“I really didn’t think I was going to do it, I was very reluctant,” Nixon, 55, told News Corp’s Herald Sun on Tuesday, December 28. “But the more I talked to Sarah Jessica [Parker], [creator] Michael Patrick King and Kristin [Davis], about the things that I couldn’t go back without — a real sea change in terms of the lack of diversity in the original series — they were on board.”
And Just Like That explores the lives of Carrie Bradshaw (Parker), Charlotte York (Davis) and Miranda Hobbes (Nixon) as the women embrace life and friendship in their 50s. The original series aired on HBO from 1998 to 2004, and featured Kim Cattrall as Samantha Jones, but the actress didn’t reprise her role in the new installment.
Nixon, however, was “floored by how hard everybody listened” when it came to collaborating on a fresh approach to the story, which eventually changed her mind about joining the HBO Max series. “We worked together to not just redecorate the house but to build a whole new house, one that had us in it but new characters, too,” she said on Tuesday.
The Emmy winner also praised And Just Like That for not shying away from the topic of aging, adding, “The characters are 55 so they’re in menopause. And menopause is the punch line to a lot of jokes and certainly has its unpleasant aspects. But it’s a time when women have spent decades looking after other people and can again focus on themselves: ‘Who am I? Who do I want to be?'”
Nixon’s insight on the series comes after Parker, 56, called out critics for judging how her appearance has changed over the years.
“Especially on social media.
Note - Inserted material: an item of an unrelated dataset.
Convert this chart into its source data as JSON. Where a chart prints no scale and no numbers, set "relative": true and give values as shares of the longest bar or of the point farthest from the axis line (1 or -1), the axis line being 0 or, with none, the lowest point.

Everyone has something to say. ‘She has too many wrinkles, she doesn’t have enough wrinkles,’” the Hocus Pocus star explained during an interview with Vogue in November. “It almost feels as if people don’t want us to be perfectly OK with where we are, as if they almost enjoy us being pained by who we are today, whether we choose to age naturally and not look perfect, or whether you do something if that makes you feel better.
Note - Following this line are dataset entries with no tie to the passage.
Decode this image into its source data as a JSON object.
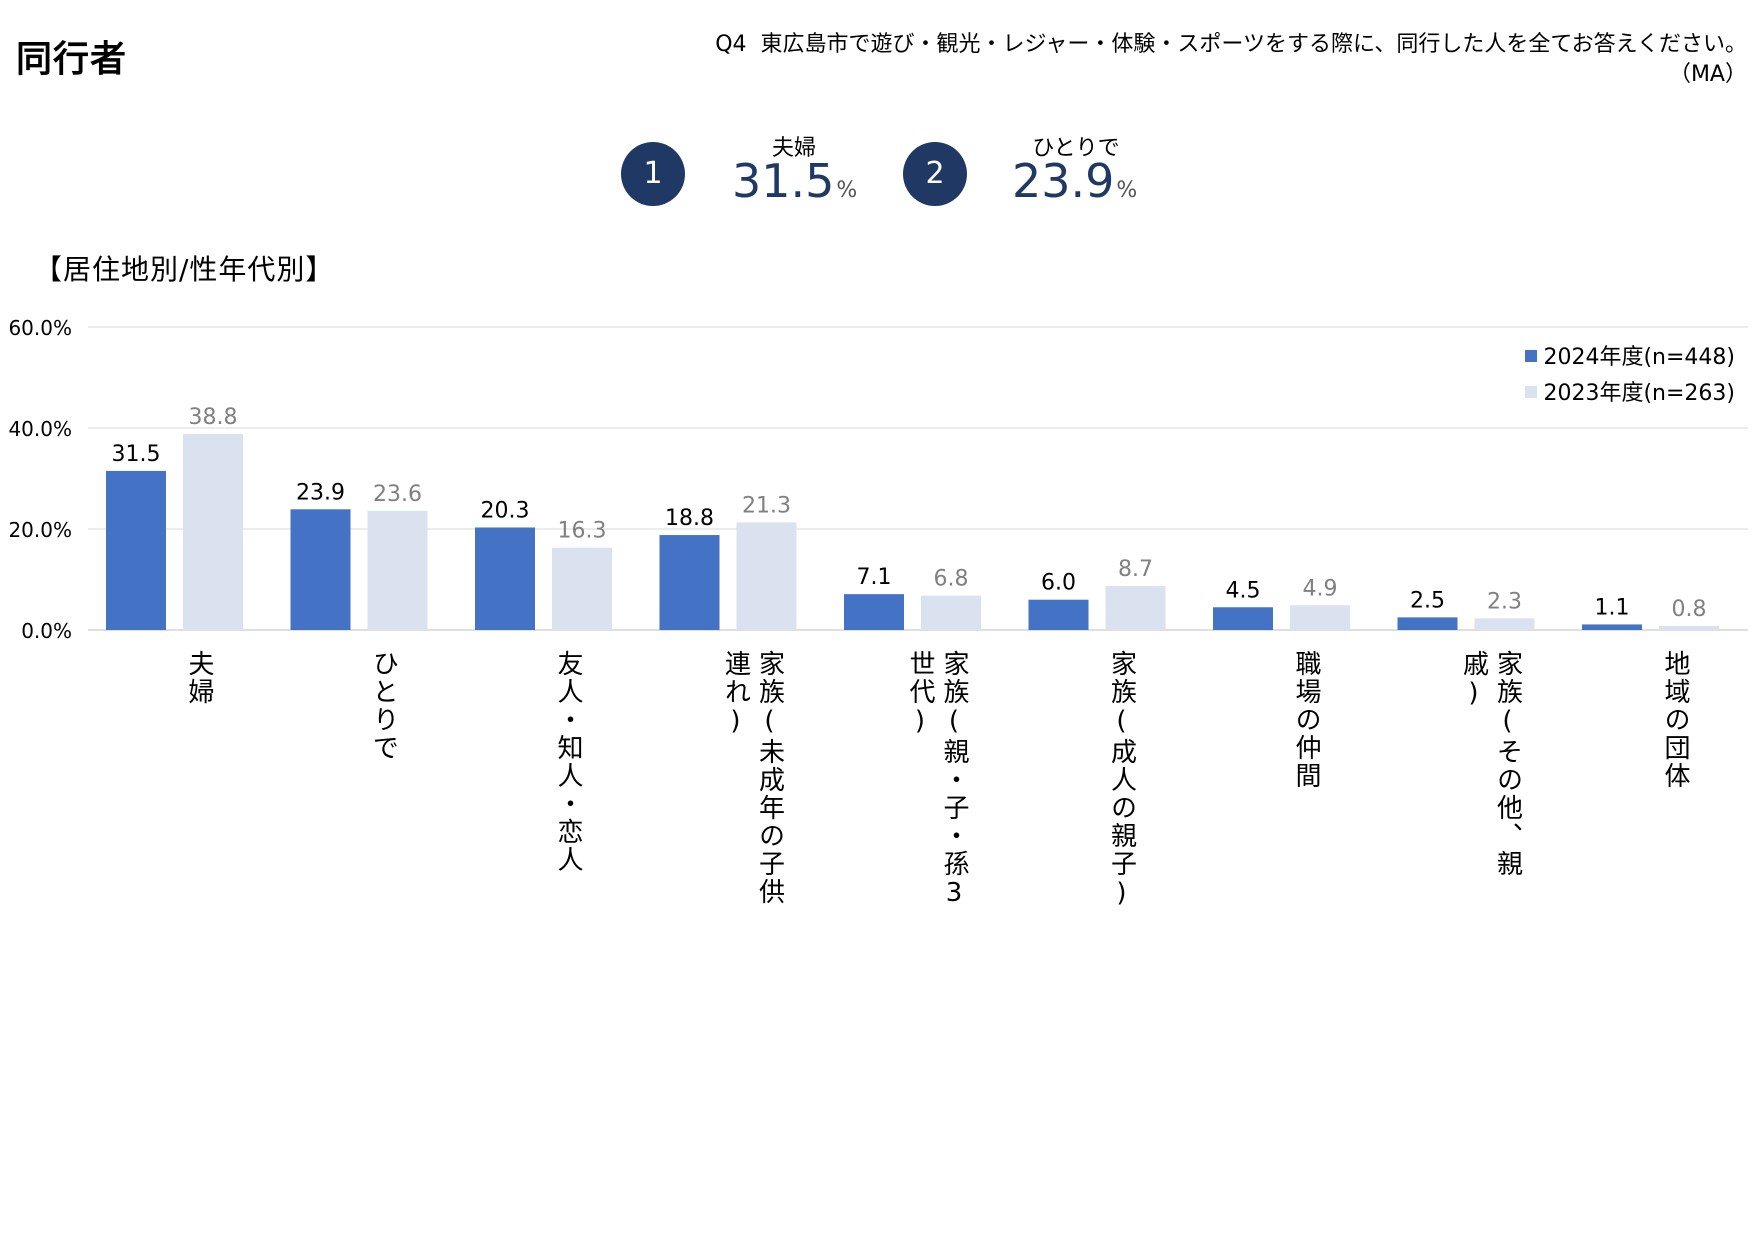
{
  "header": {
    "title": "同行者",
    "question_number": "Q4",
    "question_text": "東広島市で遊び・観光・レジャー・体験・スポーツをする際に、同行した人を全てお答えください。",
    "question_type": "（MA）"
  },
  "top_ranks": [
    {
      "rank": "1",
      "label": "夫婦",
      "value": "31.5",
      "unit": "%"
    },
    {
      "rank": "2",
      "label": "ひとりで",
      "value": "23.9",
      "unit": "%"
    }
  ],
  "section_heading": "【居住地別/性年代別】",
  "colors": {
    "series_2024": "#4472c4",
    "series_2023": "#dae1ef",
    "label_2023": "#808080",
    "accent": "#1f3864"
  },
  "chart_data": {
    "type": "bar",
    "categories": [
      "夫婦",
      "ひとりで",
      "友人・知人・恋人",
      "家族(未成年の子供連れ)",
      "家族(親・子・孫3世代)",
      "家族(成人の親子)",
      "職場の仲間",
      "家族(その他、親戚)",
      "地域の団体"
    ],
    "series": [
      {
        "name": "2024年度(n=448)",
        "values": [
          31.5,
          23.9,
          20.3,
          18.8,
          7.1,
          6.0,
          4.5,
          2.5,
          1.1
        ]
      },
      {
        "name": "2023年度(n=263)",
        "values": [
          38.8,
          23.6,
          16.3,
          21.3,
          6.8,
          8.7,
          4.9,
          2.3,
          0.8
        ]
      }
    ],
    "value_labels": [
      [
        "31.5",
        "23.9",
        "20.3",
        "18.8",
        "7.1",
        "6.0",
        "4.5",
        "2.5",
        "1.1"
      ],
      [
        "38.8",
        "23.6",
        "16.3",
        "21.3",
        "6.8",
        "8.7",
        "4.9",
        "2.3",
        "0.8"
      ]
    ],
    "y_ticks": [
      "0.0%",
      "20.0%",
      "40.0%",
      "60.0%"
    ],
    "ylim": [
      0,
      60
    ],
    "grid": true,
    "legend_position": "top-right"
  }
}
At the time, Davis, 56, weighed in on the “level of intensity” of the criticism she and her costars experience, telling The Sunday Times Style Magazine, “Everyone wants to comment, pro or nay or whatever, on our hair and our faces and our this and our that.”
The Colorado native found herself feeling “angry all the time” after seeing negative comments online, adding, “I don’t look at it, I just know it’s there.”
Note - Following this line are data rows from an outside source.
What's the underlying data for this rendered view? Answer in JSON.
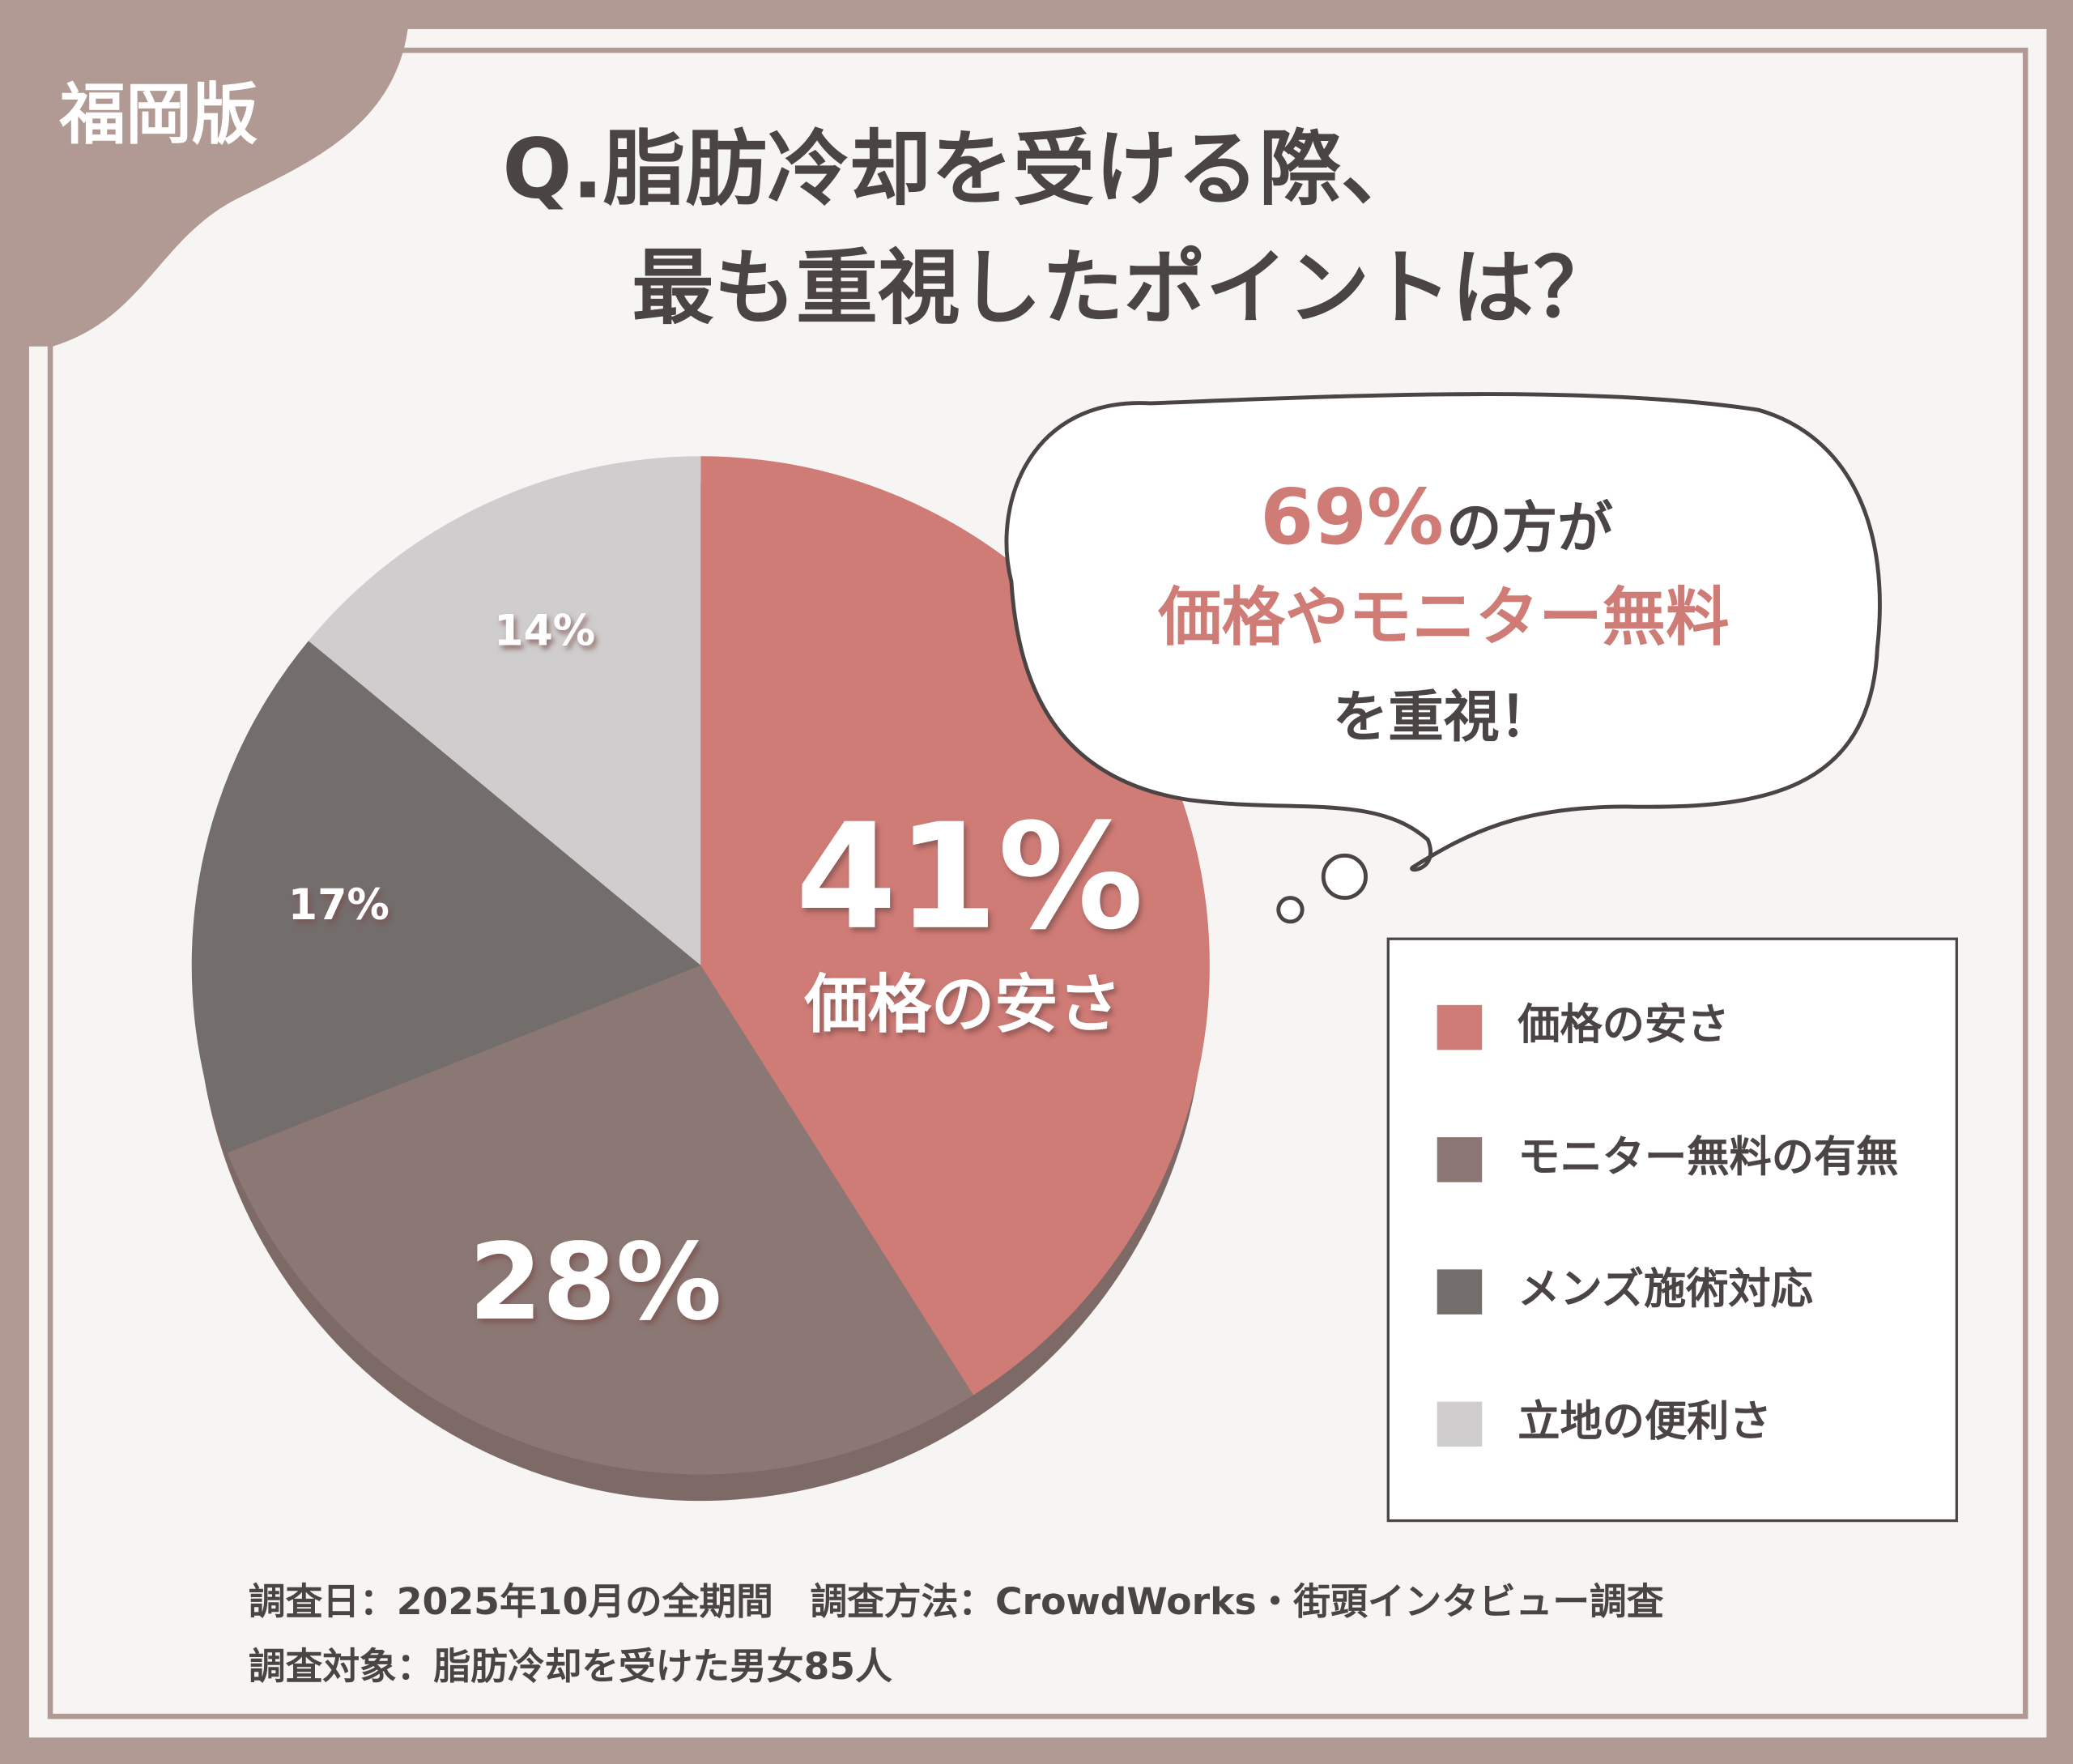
{
  "badge": "福岡版",
  "chart_data": {
    "type": "pie",
    "title": [
      "Q.脂肪冷却を受ける際、",
      "最も重視したポイントは？"
    ],
    "categories": [
      "価格の安さ",
      "モニター無料の有無",
      "メンズ施術対応",
      "立地の便利さ"
    ],
    "values": [
      41,
      28,
      17,
      14
    ],
    "value_labels": [
      "41%",
      "28%",
      "17%",
      "14%"
    ],
    "colors": [
      "#cf7b76",
      "#8b7774",
      "#736d6c",
      "#cfcdcd"
    ],
    "slice_caption": "価格の安さ",
    "callout": {
      "highlight": "69%",
      "line1_rest": "の方が",
      "line2": "価格やモニター無料",
      "line3": "を重視！"
    }
  },
  "footer": [
    "調査日：2025年10月の全期間　調査方法：CrowdWorks・街頭インタビュー調査",
    "調査対象：脂肪冷却を受けた男女85人"
  ]
}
Nixon explained on Tuesday that while she is “grateful” for Sex and the City, the show is now viewed as “tone deaf on race and gender.” Davis, for her part, recently addressed how “important” it was for the cast and the writers to get those conversations right in the revival.
“I felt that if we have this opportunity that we should take it, and we do. It’s been a joy, and our new writers and our new actors have just been mind-bogglingly brilliant and wonderful, and they have so many ideas,” the Golden Globe nominee shared with Entertainment Weekly earlier this month. “We stressed about it because we wanted to be good, and we wanted to be real. Charlotte really means well, as we know, but she’s not perfect by any means.”